O Ministério Público (MP) investiga quem participava de uma rede criada para proteger e financiar o ex-médico Roger Abdelmassih no Paraguai. Um dos envolvidos seria, Ruy Marco Antônio, antigo dono do Hospital São Luiz, um dos mais tradicionais de São Paulo.

Na mansão alugada pela família na capital paraguaia, Assunção, seis linhas móveis eram usadas para a comunicação com pessoas envolvidas na rede de proteção ao ex-médico. Todo o luxo de era sustentado com verba que saía do Brasil por transferências bancárias de empresas de fachada e por dinheiro vivo levado de carro até a fronteira.

Segundo a promotoria, uma das pessoas que participaria do transporte dos valores seria Ruy Marco Antônio. Ele não foi localizado pela reportagem  da Band para comentar o assunto.

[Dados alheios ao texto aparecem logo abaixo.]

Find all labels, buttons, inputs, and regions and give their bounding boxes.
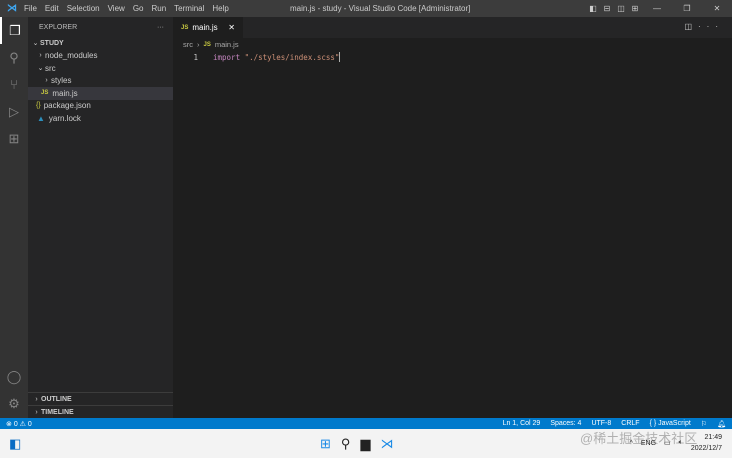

Roger Abdelmassih conversava com os integrantes da rede de proteção sempre por telefone, e todo o grupo trocava as linhas frequentemente. O grupo do MP que combate o crime organizado vai chamar todas as pessoas que podem ter participado do grupo para prestar depoimento, mas só após trocar informações com a investigação paraguaia e entender exatamente como funcionava a estrutura.

Todos podem ser responsabilizados não só por ajudar um foragido a se esconder, mas também por crimes como lavagem de dinheiro, falsidade ideológica e falsificação de documentos.

Enquanto isso, o ex-médico, que tem 70 anos, está preso numa penitenciária de Tremembé, no interior de São Paulo. Ele espera o julgamento de uma apelação dos advogados para anular a pena de 278 anos de prisão, por abusar sexualmente de 39 mulheres. Os defensores estudam pedir que ele cumpra pena em prisão domiciliar por motivo de saúde.